Örneğin, Marksizm’in karşısına anarşizm konulacaksa, Marx’ın “otoriterliğine”, “devletçiliğine”, “merkeziyetçiliğine” yönelik eleştirilerin (Bakunin) üzerinden 150 yıldan fazla zaman geçmiştir… 

Rusya’da 1917 devriminin ülke henüz sosyalizm için olgunlaşmamışken gerçekleştiği düşünülüyorsa, Ekonomi Politiği Eleştirisine Katkının (1859) önsözünde geçen bir cümlenin 1917 ile 1991 arasındaki 74 yılda hatırlanmasının önünde hiçbir engel yoktu…

“A…Engels Marx’a kızıp bir ara küsmüş…” diyecekseniz üzerinden 155 yıl geçmiştir…

Marx öleli 135, Engels öleli ise 123 yıl olmuştur; yaşarken feminist teoriyi geliştirmemiş olmaları, Avrupa’daki kimi uluslara gelecek tanımamaları ya da çevre duyarlılığı taşımamaları gibi nedenlerle kendilerini yeni yeni eleştirmeye başlamanın pek bir anlamı olmayacaktır…     

Leninist örgüt anlayışı yerden yere vurulacaksa, Rosa Lüksemburg bu anlayışı 96 yıl önce eleştirmişti… 

Troçki’nin Sovyetlerdeki rejime yönelik ilk salvolarından sayılabilecek “Stalinist Çarpıtma Okulu” 86 yıl önce yayınlanmıştır… 

“Sivil toplum” keşfedilecekse Gramsci’nin bu konuya ilişkin yazılarının üzerinden 80 küsur yıl geçmiştir…

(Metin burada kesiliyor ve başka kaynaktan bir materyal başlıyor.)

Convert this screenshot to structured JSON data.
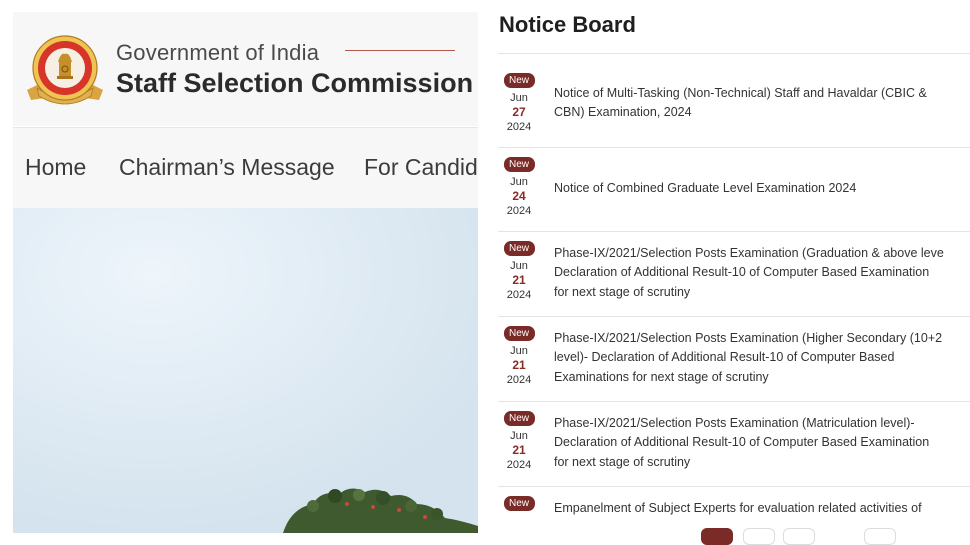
{
  "site": {
    "gov_line": "Government of India",
    "org_name": "Staff Selection Commission",
    "nav": [
      "Home",
      "Chairman’s Message",
      "For Candid"
    ]
  },
  "notice_board": {
    "title": "Notice Board",
    "badge": "New",
    "notices": [
      {
        "month": "Jun",
        "day": "27",
        "year": "2024",
        "lines": [
          "Notice of Multi-Tasking (Non-Technical) Staff and Havaldar (CBIC &",
          "CBN) Examination, 2024"
        ]
      },
      {
        "month": "Jun",
        "day": "24",
        "year": "2024",
        "lines": [
          "Notice of Combined Graduate Level Examination 2024"
        ]
      },
      {
        "month": "Jun",
        "day": "21",
        "year": "2024",
        "lines": [
          "Phase-IX/2021/Selection Posts Examination (Graduation & above leve",
          "Declaration of Additional Result-10 of Computer Based Examination",
          "for next stage of scrutiny"
        ]
      },
      {
        "month": "Jun",
        "day": "21",
        "year": "2024",
        "lines": [
          "Phase-IX/2021/Selection Posts Examination (Higher Secondary (10+2",
          "level)- Declaration of Additional Result-10 of Computer Based",
          "Examinations for next stage of scrutiny"
        ]
      },
      {
        "month": "Jun",
        "day": "21",
        "year": "2024",
        "lines": [
          "Phase-IX/2021/Selection Posts Examination (Matriculation level)-",
          "Declaration of Additional Result-10 of Computer Based Examination",
          "for next stage of scrutiny"
        ]
      },
      {
        "month": "",
        "day": "",
        "year": "",
        "lines": [
          "Empanelment of Subject Experts for evaluation related activities of"
        ]
      }
    ]
  },
  "colors": {
    "badge_bg": "#7a2b27",
    "day_text": "#8b2a25",
    "accent_rule": "#b5584a",
    "header_bg": "#f7f7f7"
  },
  "icons": {
    "emblem": "ssc-emblem-icon"
  }
}
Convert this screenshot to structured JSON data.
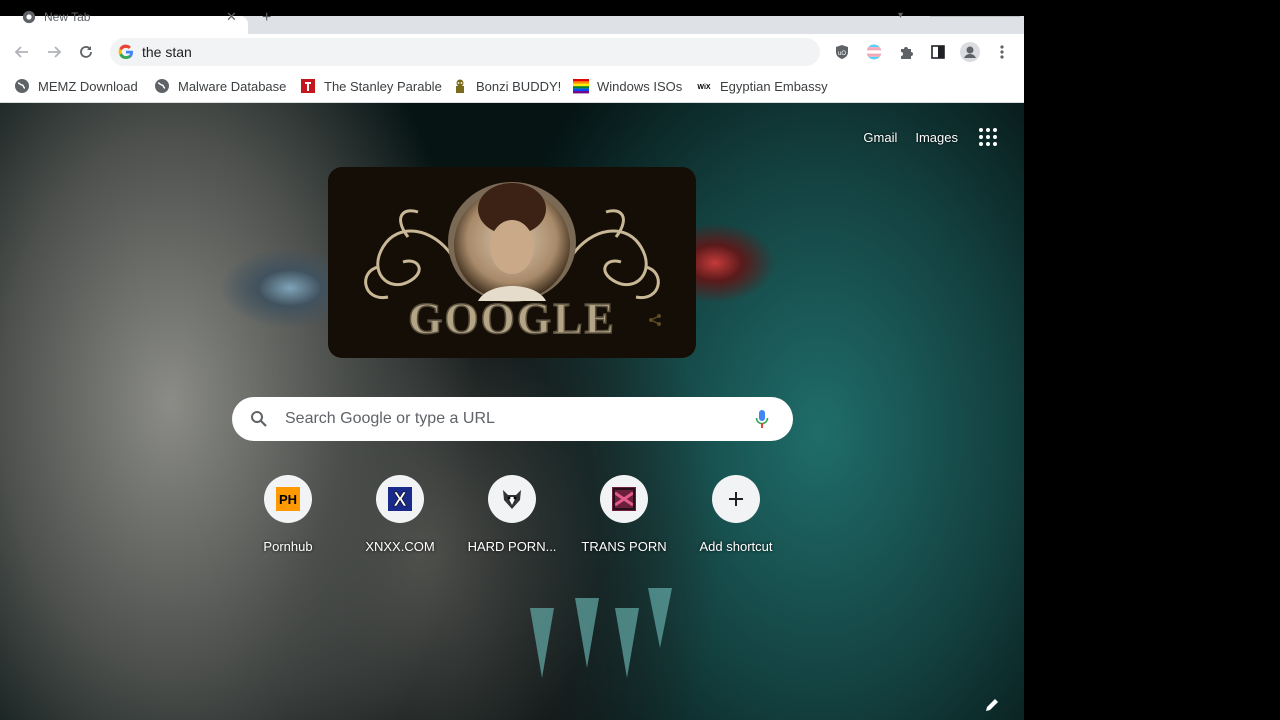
{
  "tab": {
    "title": "New Tab",
    "favicon": "chrome-icon"
  },
  "toolbar": {
    "omnibox_value": "the stan",
    "extensions": [
      "ublock-icon",
      "trans-flag-icon",
      "puzzle-icon",
      "side-panel-icon",
      "profile-icon",
      "kebab-menu-icon"
    ]
  },
  "bookmarks": [
    {
      "label": "MEMZ Download",
      "icon": "globe-icon"
    },
    {
      "label": "Malware Database",
      "icon": "globe-icon"
    },
    {
      "label": "The Stanley Parable",
      "icon": "stanley-icon"
    },
    {
      "label": "Bonzi BUDDY!",
      "icon": "bonzi-icon"
    },
    {
      "label": "Windows ISOs",
      "icon": "windows-icon"
    },
    {
      "label": "Egyptian Embassy",
      "icon": "wix-icon"
    }
  ],
  "ntp": {
    "gmail": "Gmail",
    "images": "Images",
    "doodle_text": "GOOGLE",
    "search_placeholder": "Search Google or type a URL",
    "shortcuts": [
      {
        "label": "Pornhub",
        "icon": "ph-icon",
        "icon_text": "PH"
      },
      {
        "label": "XNXX.COM",
        "icon": "x-icon",
        "icon_text": "X"
      },
      {
        "label": "HARD PORN...",
        "icon": "wolf-icon"
      },
      {
        "label": "TRANS PORN",
        "icon": "trans-porn-icon"
      },
      {
        "label": "Add shortcut",
        "icon": "plus-icon"
      }
    ]
  },
  "colors": {
    "accent_blue": "#1a73e8",
    "toolbar_bg": "#ffffff",
    "omnibox_bg": "#f1f3f4"
  }
}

“Hayatımı değiştirecek roman aramıyorum, ama Sovyetlere bakışımı değiştirecek bir olay öğrenmem hiç de fena olmaz hani” diyen varsa Molotov-Ribbentrop paktı 79 yıl geride kalmıştır…

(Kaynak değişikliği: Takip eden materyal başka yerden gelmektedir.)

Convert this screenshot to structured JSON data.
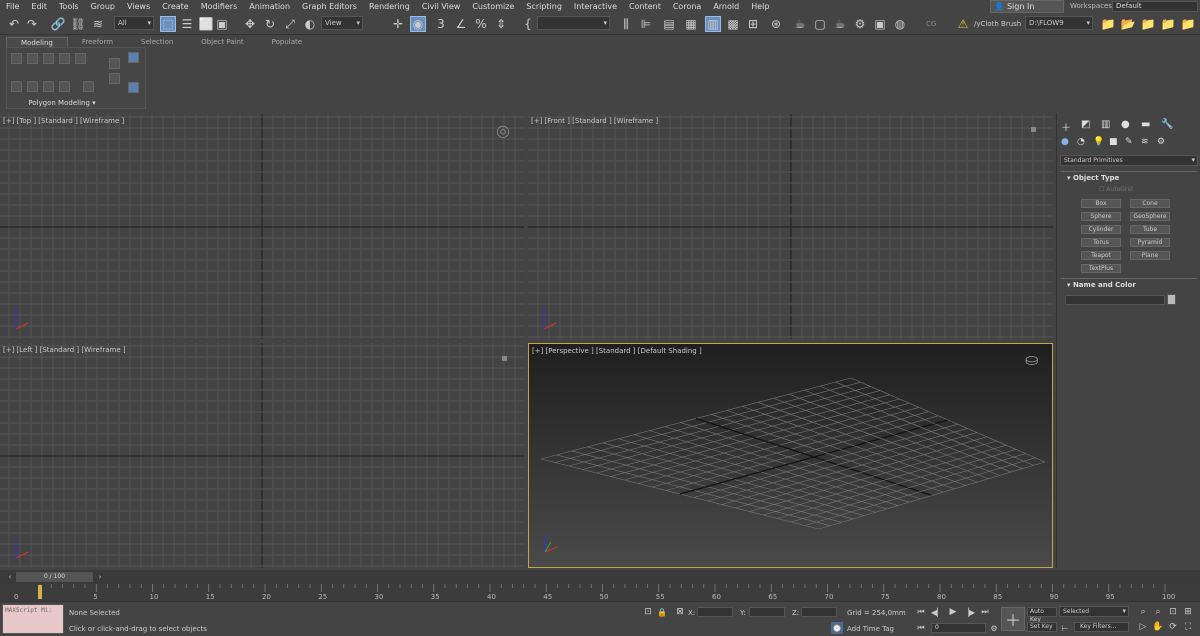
{
  "menu": [
    "File",
    "Edit",
    "Tools",
    "Group",
    "Views",
    "Create",
    "Modifiers",
    "Animation",
    "Graph Editors",
    "Rendering",
    "Civil View",
    "Customize",
    "Scripting",
    "Interactive",
    "Content",
    "Corona",
    "Arnold",
    "Help"
  ],
  "signin_label": "Sign In",
  "workspace": {
    "label": "Workspaces:",
    "value": "Default"
  },
  "toolbar": {
    "selection_filter": "All",
    "ref_coord": "View",
    "scene_brush": "/yCloth Brush",
    "project_path": "D:\\FLOW9",
    "cg_label": "CG"
  },
  "ribbon": {
    "tabs": [
      "Modeling",
      "Freeform",
      "Selection",
      "Object Paint",
      "Populate"
    ],
    "selected_tab": "Modeling",
    "panel_label": "Polygon Modeling"
  },
  "viewports": {
    "top": "[+] [Top ] [Standard ] [Wireframe ]",
    "front": "[+] [Front ] [Standard ] [Wireframe ]",
    "left": "[+] [Left ] [Standard ] [Wireframe ]",
    "perspective": "[+] [Perspective ] [Standard ] [Default Shading ]"
  },
  "command_panel": {
    "category": "Standard Primitives",
    "object_type_title": "Object Type",
    "autogrid": "AutoGrid",
    "object_buttons": [
      "Box",
      "Cone",
      "Sphere",
      "GeoSphere",
      "Cylinder",
      "Tube",
      "Torus",
      "Pyramid",
      "Teapot",
      "Plane",
      "TextPlus"
    ],
    "name_color_title": "Name and Color"
  },
  "timeline": {
    "frame_display": "0 / 100",
    "ticks": [
      "0",
      "5",
      "10",
      "15",
      "20",
      "25",
      "30",
      "35",
      "40",
      "45",
      "50",
      "55",
      "60",
      "65",
      "70",
      "75",
      "80",
      "85",
      "90",
      "95",
      "100"
    ]
  },
  "status": {
    "maxscript": "MAXScript Mi:",
    "selection": "None Selected",
    "prompt": "Click or click-and-drag to select objects",
    "x_label": "X:",
    "y_label": "Y:",
    "z_label": "Z:",
    "grid": "Grid = 254,0mm",
    "add_time_tag": "Add Time Tag",
    "auto_key": "Auto Key",
    "set_key": "Set Key",
    "key_mode": "Selected",
    "key_filters": "Key Filters...",
    "current_frame": "0"
  },
  "colors": {
    "accent": "#6a8fbf",
    "persp_border": "#c8a24a",
    "bg": "#444444"
  }
}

Aradan geçen 72 yıl içinde, Türkiye’de tek parti dönemine ilişkin olup henüz “ifşa edilmemiş” önemli tek bir gerçek bile kalmamıştır...  

Birilerinin İkinci Dünya Savaşı sonrasında Yunanistan’ı resmen kapitalizme “bıraktıkları” kanısına varmak için 69 yıl beklemeye gerek yoktur…   

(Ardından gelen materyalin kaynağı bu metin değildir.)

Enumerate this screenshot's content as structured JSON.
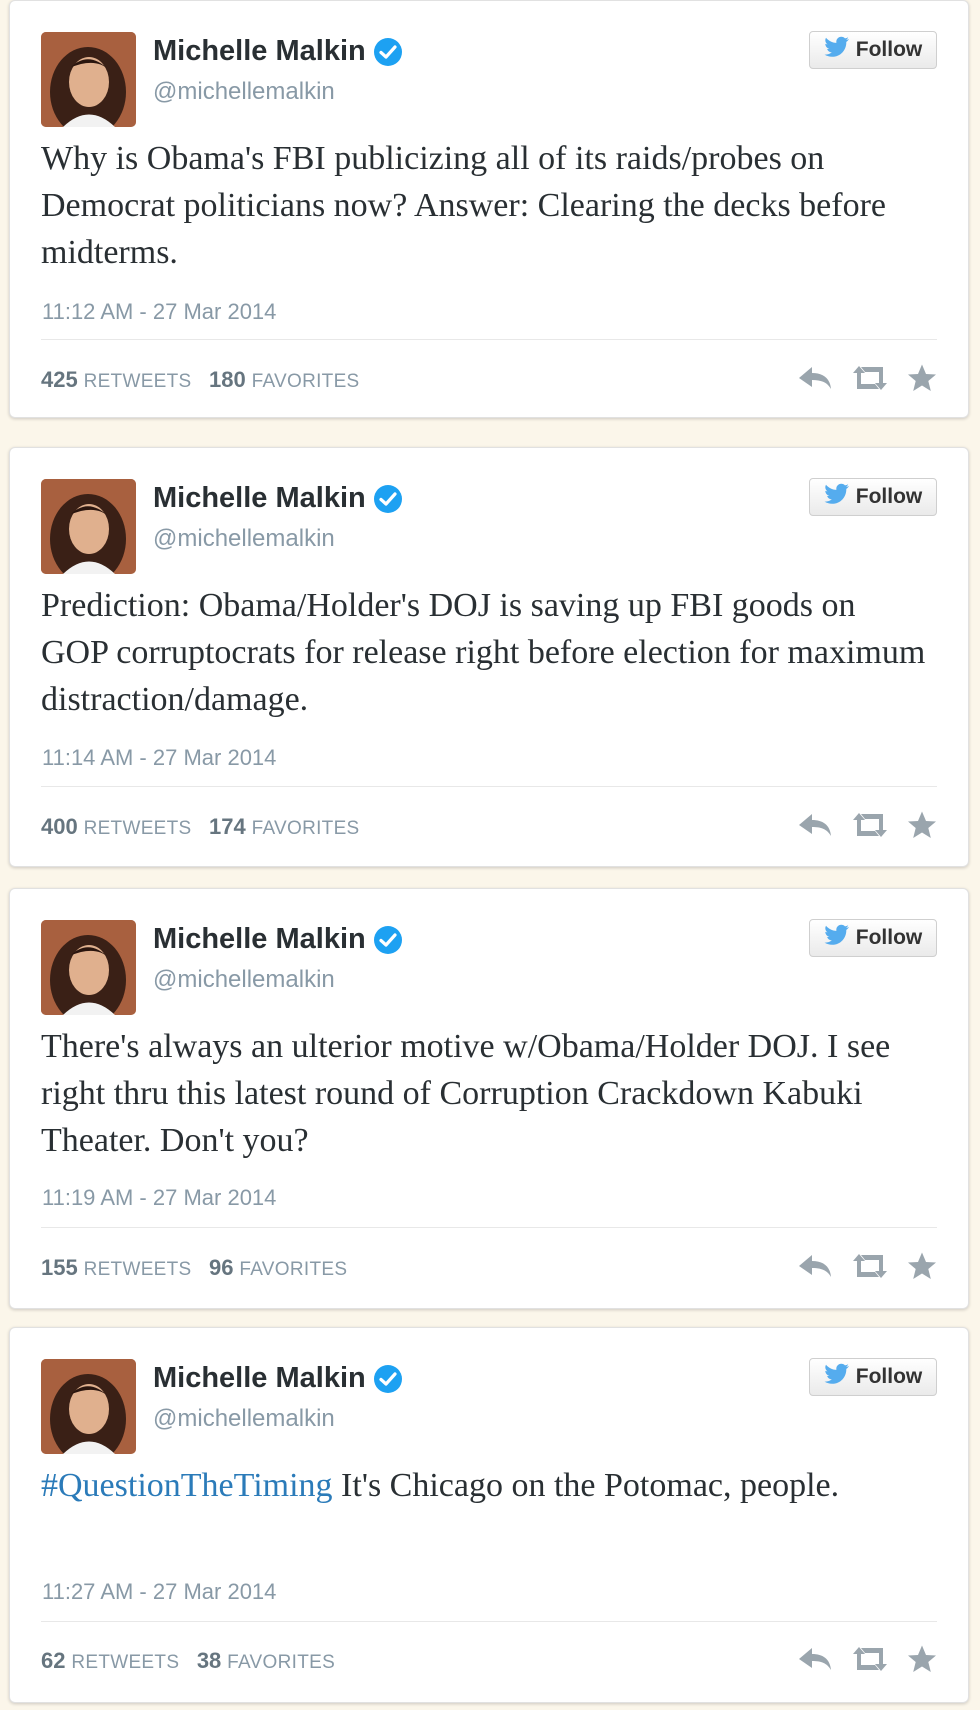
{
  "tweets": [
    {
      "name": "Michelle Malkin",
      "handle": "@michellemalkin",
      "follow_label": "Follow",
      "hashtag": "",
      "text": "Why is Obama's FBI publicizing all of its raids/probes on Democrat politicians now? Answer: Clearing the decks before midterms.",
      "timestamp": "11:12 AM - 27 Mar 2014",
      "retweets": "425",
      "retweets_label": "RETWEETS",
      "favorites": "180",
      "favorites_label": "FAVORITES"
    },
    {
      "name": "Michelle Malkin",
      "handle": "@michellemalkin",
      "follow_label": "Follow",
      "hashtag": "",
      "text": "Prediction: Obama/Holder's DOJ is saving up FBI goods on GOP corruptocrats for release right before election for maximum distraction/damage.",
      "timestamp": "11:14 AM - 27 Mar 2014",
      "retweets": "400",
      "retweets_label": "RETWEETS",
      "favorites": "174",
      "favorites_label": "FAVORITES"
    },
    {
      "name": "Michelle Malkin",
      "handle": "@michellemalkin",
      "follow_label": "Follow",
      "hashtag": "",
      "text": "There's always an ulterior motive w/Obama/Holder DOJ. I see right thru this latest round of Corruption Crackdown Kabuki Theater. Don't you?",
      "timestamp": "11:19 AM - 27 Mar 2014",
      "retweets": "155",
      "retweets_label": "RETWEETS",
      "favorites": "96",
      "favorites_label": "FAVORITES"
    },
    {
      "name": "Michelle Malkin",
      "handle": "@michellemalkin",
      "follow_label": "Follow",
      "hashtag": "#QuestionTheTiming",
      "text": " It's Chicago on the Potomac, people.",
      "timestamp": "11:27 AM - 27 Mar 2014",
      "retweets": "62",
      "retweets_label": "RETWEETS",
      "favorites": "38",
      "favorites_label": "FAVORITES"
    }
  ],
  "colors": {
    "background": "#fbf6ea",
    "verified": "#1da1f2",
    "twitter_bird": "#55acee",
    "hashtag": "#2b7bb9",
    "muted": "#8899a6"
  },
  "icons": [
    "avatar",
    "verified-badge-icon",
    "twitter-bird-icon",
    "reply-icon",
    "retweet-icon",
    "favorite-star-icon"
  ]
}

Tarihselci yaklaşım lime lime edilsin, ama bunu Popper değil de başka biri yapmış olsun arzu ediyorsanız Althusser’in iki kitabının üzerinden 53 yıl geçmiştir…      

Herhangi bir sosyalist örgütü insanların birbirlerinin ayağını kaydırmaya çalıştıkları bir gayya kuyusu sayacaksanız beklemeniz gerekmez; iki Arthur’dan Koestler olanının Gün

Ortasında Karanlık’ı 78, London olanınkinin İtiraf’ı ise 50 yıl öncesine aittir… 

***

Evet, “öğrenmenin yaşı yoktur” diye bir söz de vardır. 

Doğrudur, ama kırkından önce bilinenlerle taşınan iddialılığın tam tersi yeni bir iddialılığın bu kez kırkından sonra öğrenilenlerle sürdürülmesinde de bir tuhaflık vardır. Sorun, insanların bilgi dağarcıklarına belirli bir yaştan sonra yeni şeyler katmaları değildir; sorun, öğrenilen yeni şeylerin önceki formasyonu neredeyse sıfırlamasındadır. 

Bundan böyle, sosyalizmi seçen insanların bu ve benzeri durumları, olguları ve vakaları en ideali 30, ama en geç 40 yaşına kadar öğrenmeleri, hem sonradan pişmanlık duyacakları bir dönem yaşamamalarını sağlayacak hem de bu işlerden vaz geçtiklerinde “çevreye verdiğimiz rahatsızlıktan dolayı özür dileriz” demelerine gerek bırakmayacaktır. 

Not: “Ama yabancı dilimiz yok ki” son 30 yıldır bir mazeret olmaktan çıkmıştır.